Italy: At last!

After protracted squabbling, the Five Star Movement (M5S) and the League have now agreed on the formation of a government in Italy, with President Mattarella having approved the appointments. The Prime Minister-designate is former university professor Giuseppe Conte, who declared the attempt to form a government as having failed as recently as last Sunday. The other key posts: Giovanni Tria, a supporter of the flat tax, is set to become Finance Minister, Paolo Savona is to be Minister for Europe, and party heads Salvini (League) and Di Maio (M5S) will become Minister for the Interior and Minister for Economic Development respectively. While many of these appointments will be greeted with scepticism both in Europe and in the markets, the appointment of Enzo Moavero Milanesi – who served as Minister for Europe in the Letta government until 2014 – as Foreign Minister will bring some sort of relief.

Although the negotiations were drawn-out, with a number of unexpected twists, the process of forming a government is now likely to be concluded very rapidly. Indeed, Conte is expected to be sworn in as early as 4 p.m. today, and the new government must then be submitted to parliament for a vote of confidence within 10 days. Given the majority enjoyed by M5S and the League, however, this approval should be a formality. Prime Minister Conte will then make his first important appearance on the European stage at the meeting of heads of state and government on June 28 and 29.

With yields of Italian government bonds having strongly risen on Monday and Tuesday, above all with regard to short-dated bonds, a market consolidation has been evident since Wednesday. This morning yields were also falling across the board in early trading. On the one hand, the market is viewing the removal of uncertainty over the Italian government as a positive, while on the other, market interventions to correct the extreme swing were probably also a factor. The Italian Treasury bought back EUR 0.5 billion of short-dated government bonds at the start of the week alone.

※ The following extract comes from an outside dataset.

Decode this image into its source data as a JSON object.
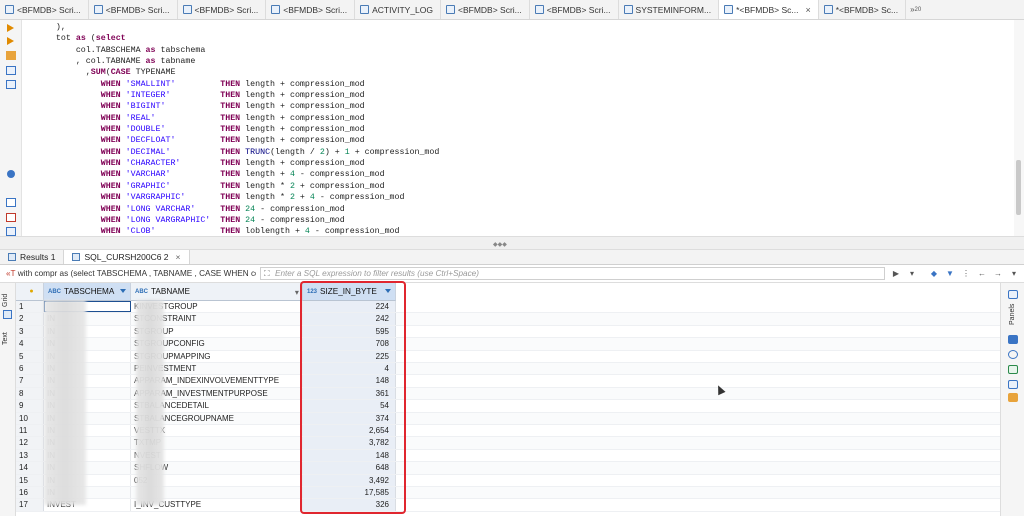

Furthermore, comments by Chancellor Merkel, who expressed her willingness to enter into dialogue with Rome, were also viewed as good news. However, the current recovery is likely to prove no more than a snapshot of a particular moment. Many investors are greatly unsettled by factors such as the political outlook, the risk of rating downgrades, and the turbulence of markets in recent days, and are likely to scale down their exposure to Italy further over the next few weeks. An enduring narrowing of spreads is therefore unlikely to occur. Quite the opposite: If the government pursues a course of confrontation with Brussels together with a policy of fiscal expansionism, further waves of rising yields are a very real threat.